Sabrina and Harvey from Sabrina, the Teenage Witch
They’re young, they’re fun, she’s a witch. It was a classic combination culminating in Sabrina calling off her wedding with Aaron and running off with Harvey, her soul mate, at 12:36, which is the time of day they first met. That kind of attention to detail is simply unsustainable - a bit like when you accidentally hit your first Christmas with a new partner a little too well, Clive, and it’s doomed to fail from there. They’re married now and she does a little magic on the side, but the MAGIC of the RELATIONSHIP has long since gone.
Ren and Stimpy from Ren & Stimpy
Ren died. Yeah, he’s dead. His heart simply exploded one day, like an egg in a microwave. Stimpy just wanders around aimlessly now. It’s quite depressing actually.
Rosie and Jim from Rosie and Jim
They’d had a few drinks, got a bit wild. Rosie flicked back her long hair and knocked a kerosene lamp onto the sherry soaked carpet of the boat. The interior burst into flames. They escaped to the banks and looked back just one, fire lighting their stitched faces, before running off into the reeds hand in hand. Tootle died that night, Duck too. But Rosie and Jim, they’re still out there. Some nights… Some nights, under the cool silver glow of the moon, you swear you can still hear Duck. “Waaaah!” he cries. “Waaaaaaaaah!”
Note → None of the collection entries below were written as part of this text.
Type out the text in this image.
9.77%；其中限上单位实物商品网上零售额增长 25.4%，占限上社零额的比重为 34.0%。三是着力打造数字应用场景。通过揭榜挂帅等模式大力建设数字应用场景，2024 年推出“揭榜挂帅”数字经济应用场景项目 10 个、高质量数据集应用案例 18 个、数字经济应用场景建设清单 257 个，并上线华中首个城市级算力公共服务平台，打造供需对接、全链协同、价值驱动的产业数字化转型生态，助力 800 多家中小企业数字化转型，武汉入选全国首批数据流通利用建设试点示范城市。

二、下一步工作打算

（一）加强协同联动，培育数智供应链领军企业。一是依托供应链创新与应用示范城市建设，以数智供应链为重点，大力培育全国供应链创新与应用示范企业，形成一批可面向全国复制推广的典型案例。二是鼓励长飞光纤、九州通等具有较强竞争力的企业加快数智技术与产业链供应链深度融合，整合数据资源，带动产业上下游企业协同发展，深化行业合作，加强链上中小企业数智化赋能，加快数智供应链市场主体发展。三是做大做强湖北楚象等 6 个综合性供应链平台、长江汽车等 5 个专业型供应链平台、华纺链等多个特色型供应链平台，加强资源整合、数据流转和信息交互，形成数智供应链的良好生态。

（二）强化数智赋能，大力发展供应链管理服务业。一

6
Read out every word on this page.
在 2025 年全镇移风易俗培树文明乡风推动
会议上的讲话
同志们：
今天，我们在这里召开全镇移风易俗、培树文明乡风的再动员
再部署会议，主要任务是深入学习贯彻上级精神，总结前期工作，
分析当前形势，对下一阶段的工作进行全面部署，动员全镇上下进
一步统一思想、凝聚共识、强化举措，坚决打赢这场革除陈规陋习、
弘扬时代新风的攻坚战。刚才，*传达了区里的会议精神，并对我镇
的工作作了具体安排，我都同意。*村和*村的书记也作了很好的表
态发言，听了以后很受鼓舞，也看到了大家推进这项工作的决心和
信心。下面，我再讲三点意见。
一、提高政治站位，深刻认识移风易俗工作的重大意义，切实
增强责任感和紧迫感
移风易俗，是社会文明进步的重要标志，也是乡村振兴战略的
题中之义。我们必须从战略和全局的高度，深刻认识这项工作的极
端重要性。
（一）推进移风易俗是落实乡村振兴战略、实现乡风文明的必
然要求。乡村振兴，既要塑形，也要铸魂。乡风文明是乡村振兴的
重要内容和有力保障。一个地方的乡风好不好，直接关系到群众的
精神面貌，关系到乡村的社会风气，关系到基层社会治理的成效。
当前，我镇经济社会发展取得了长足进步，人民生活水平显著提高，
Ross and Rachel from Friends
Everyone knows that Ross accidentally murders Rachael one Christmas Eve - she was about to open the cupboard in which he had hid all of her as-yet-unwrapped presents and he pushed her, she fell - and then ran off to Peru. So, Peru: Ross is on the run in Peru.
Doug and Patti from Doug
Doug Funnie and Patti Funnie-Mayonnaise are happily married in Bluffington. They have two children and their dog Porkchop, who is somehow not dead yet, and Doug’s a nervous wreck only able to express himself through his semi-successful writer and Patti works for the police or something. She told him to write more and he felt inspired and now Doug’s stories are getting sexier and sexier and are all about Patti and it’s disgusting. The “mayonnaise” metaphors only get more intricate and horrifying.
Fred and Daphne from Scooby Doo
Fred and Daphne live in a commune with all the creepy amusement park owners, attempting to wean them off inexplicably anti-commercial hoax haunting campaigns with neckerchief workshops.
T.J. and Spinelli from Recess
They’re happily married with kids of their own, kids who get up to shenanigans just like their parents did at their age! “Remember when Miss Finster psychologically abused us as students by putting us in The Box? The good times we had. Remember how she was finally arrested and they shut that whole school down?” TJ asks his wife. “That whomped.”
She laughs like someone chainsawing a metal deckchair in half, and speaks only through electrolarynx. “Yes,” she says.
Clarissa and Sam from Clarissa Explains It All
Both in jail.
Brum and The Owner of the Museum Where Brum Lives from Brum
(skip to 1:41)
Brum and Tootmwbl live a quiet, peaceful life in the countryside now. The sex has suffered since Toot’s repeatedly-shutting-his-penis-in-the-car-door fetish damaged both man and vehicle but they’re still best friends. And that’s the main thing, isn’t it?